In the present day, technology and innovation play a crucial role in the success of any company, especially those of car manufacturers. That is why Porsche embraces software as one of the core competencies of the company and constantly develops in this field. To be ahead of its competitors, Porsche recently launched a new open-source initiative which makes source code available to anyone. Moreover, Porsche publishes their code on the GitHub-platform with more than 50 million users who can freely modify it. Publishing such sensitive information may sound absurd, but the aim of such an initiative is simple — they seek cooperation in software development and the exchange of expertise, both of which are essential components of brand prosperity. Manufacturing companies cannot remain competitive without strong software competences and digital transformation of their business.

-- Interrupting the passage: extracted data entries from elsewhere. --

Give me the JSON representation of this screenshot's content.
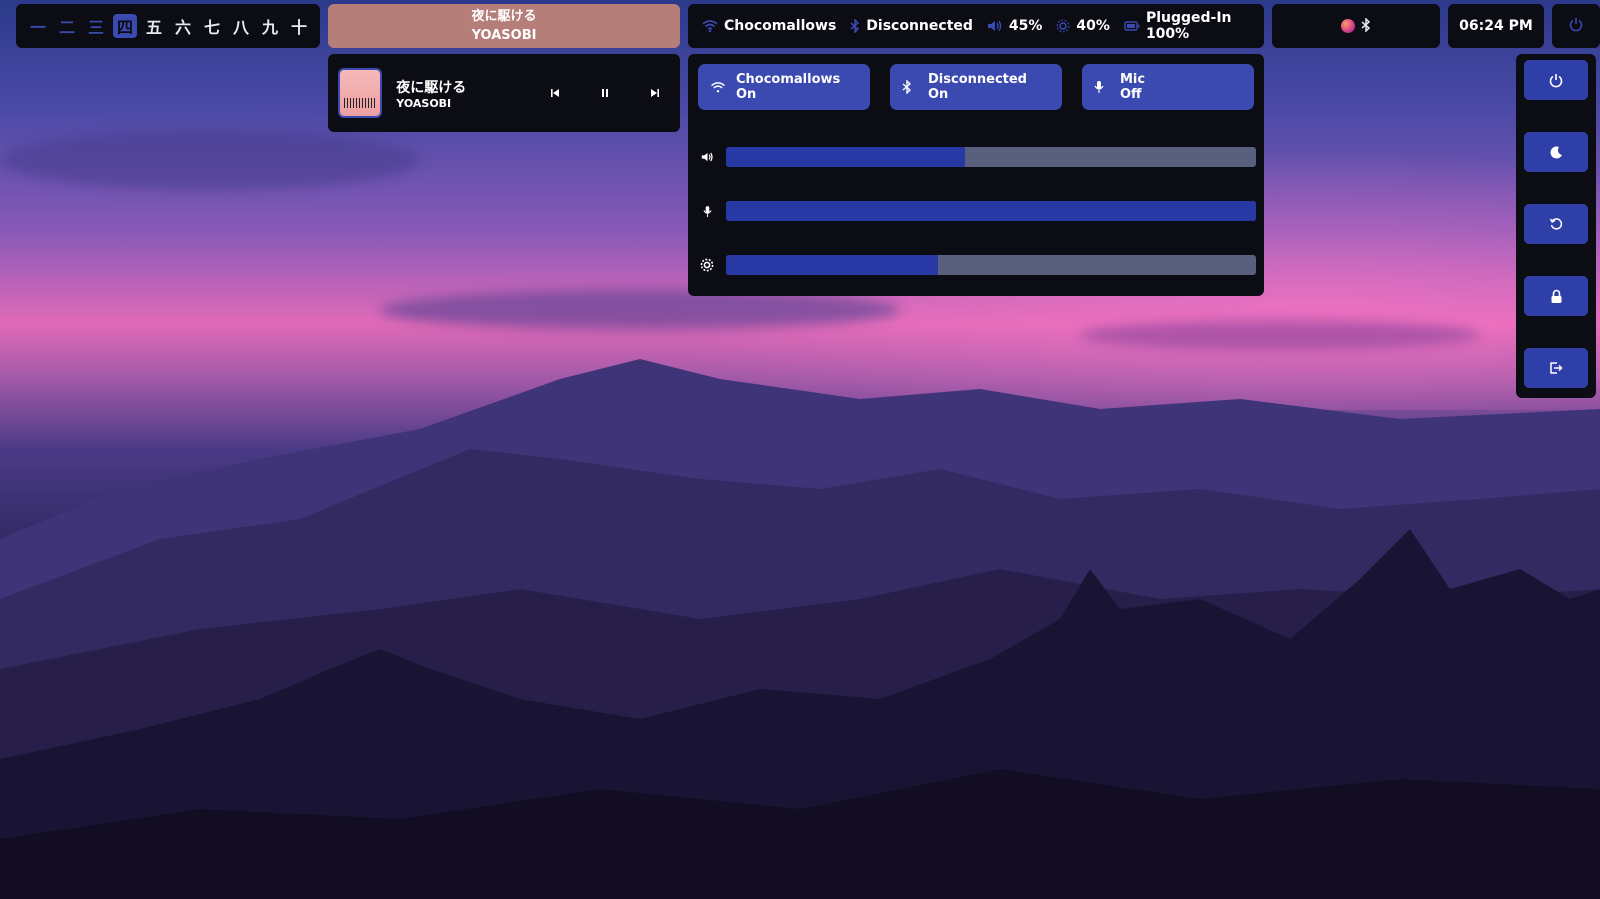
{
  "workspaces": {
    "items": [
      {
        "label": "一",
        "state": "dim"
      },
      {
        "label": "二",
        "state": "dim"
      },
      {
        "label": "三",
        "state": "dim"
      },
      {
        "label": "四",
        "state": "active"
      },
      {
        "label": "五",
        "state": "normal"
      },
      {
        "label": "六",
        "state": "normal"
      },
      {
        "label": "七",
        "state": "normal"
      },
      {
        "label": "八",
        "state": "normal"
      },
      {
        "label": "九",
        "state": "normal"
      },
      {
        "label": "十",
        "state": "normal"
      }
    ]
  },
  "now_playing": {
    "title": "夜に駆ける",
    "artist": "YOASOBI"
  },
  "status_bar": {
    "wifi": "Chocomallows",
    "bluetooth": "Disconnected",
    "volume": "45%",
    "brightness": "40%",
    "battery": "Plugged-In 100%"
  },
  "clock": "06:24 PM",
  "player": {
    "title": "夜に駆ける",
    "artist": "YOASOBI",
    "state": "playing"
  },
  "control_center": {
    "toggles": [
      {
        "name": "Chocomallows",
        "state": "On",
        "icon": "wifi-icon"
      },
      {
        "name": "Disconnected",
        "state": "On",
        "icon": "bluetooth-icon"
      },
      {
        "name": "Mic",
        "state": "Off",
        "icon": "mic-icon"
      }
    ],
    "sliders": {
      "volume": 0.45,
      "microphone": 1.0,
      "brightness": 0.4
    }
  },
  "power_menu": [
    "power-icon",
    "moon-icon",
    "restart-icon",
    "lock-icon",
    "logout-icon"
  ],
  "colors": {
    "accent": "#3a4ab0",
    "panel": "#0b0c14",
    "song_pill": "#b57e78",
    "slider_track": "#58607e"
  }
}
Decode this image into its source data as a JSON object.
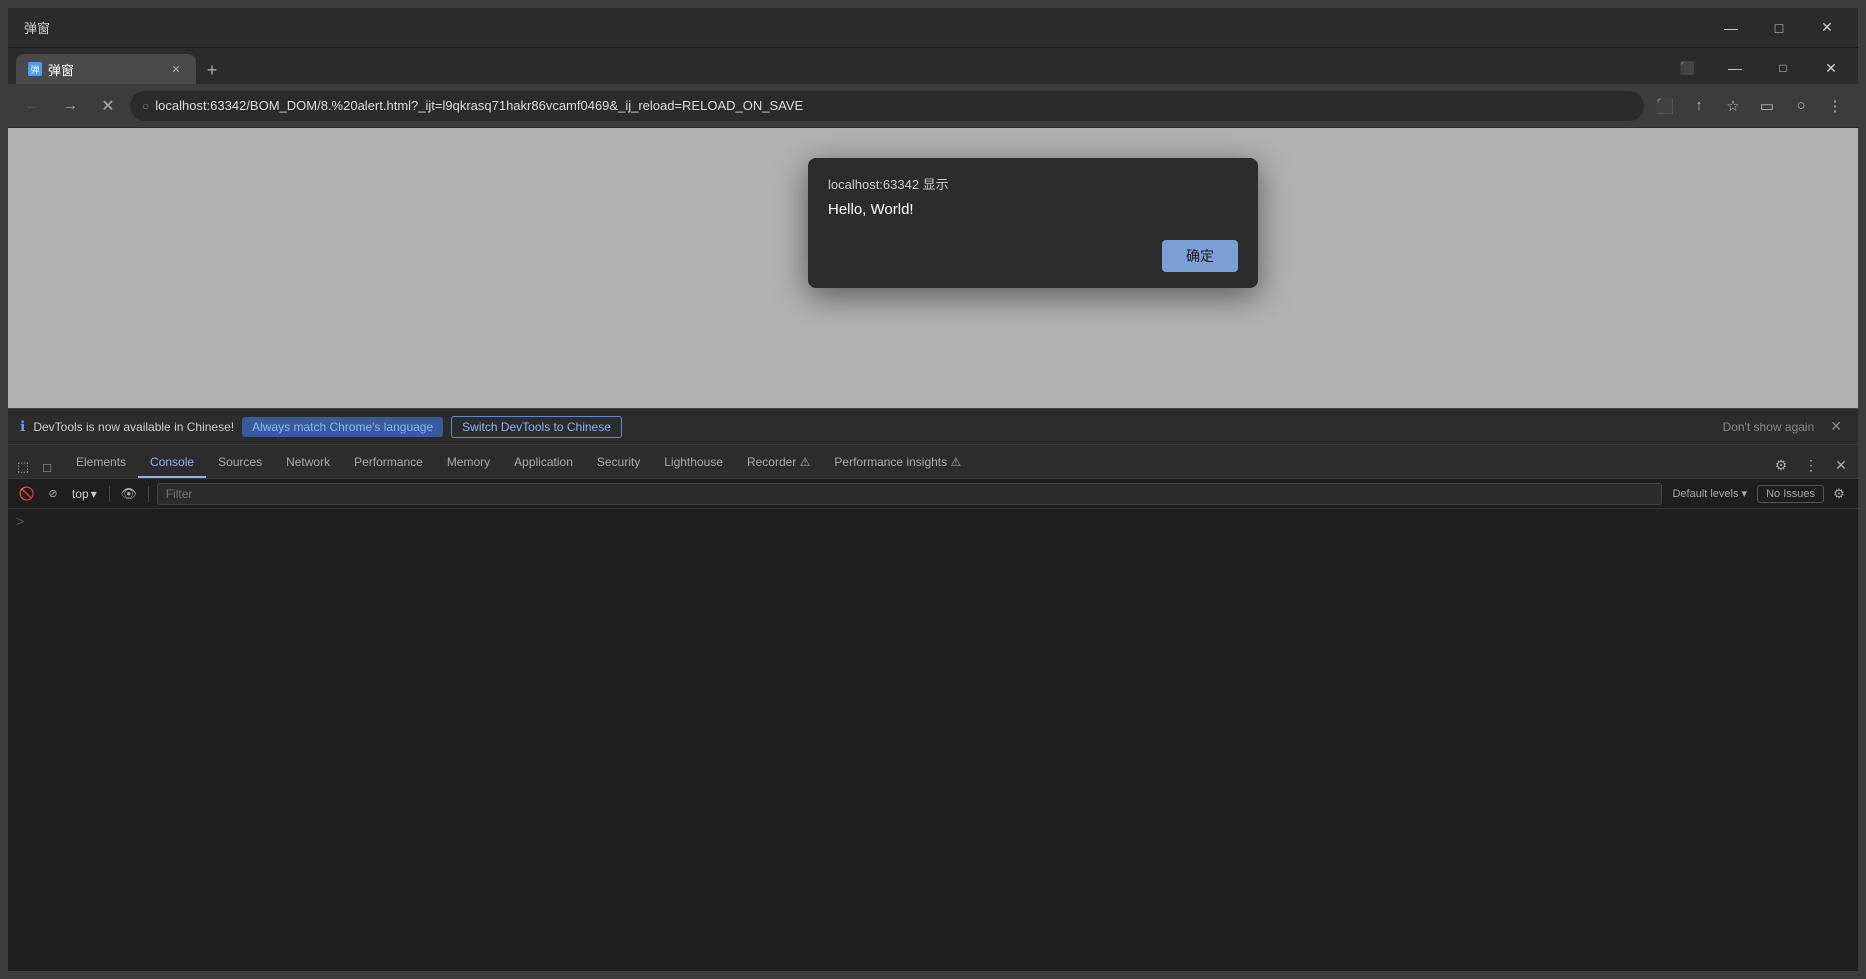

Driven by enhancements of user experience, Porsche also participates in an “Al Delta Learning” project, which is aimed at teaching autonomous vehicles the specifics of local road regulations with less effort. Since autopilot cars are becoming more and more popular, the necessity of having advanced artificial intelligence becomes clear, however, no manufacturer can do this alone and the cooperation of strong players is required. Internally, Porsche makes a variety of steps to become a “software-enabled and data-driven automotive tech player”. Mission D, a part of the Porsche Strategy 2025 underlines the company’s commitment in the field of technology. Within the framework of being a data-driven company, Porsche designed 3 core blocks: Data strategy & Culture, Data Trust & Data Management and Technology & IT Architecture. Paying such attention to technological advancements helps Porsche remain a leader in the sector and sets guidelines for the future of the industry.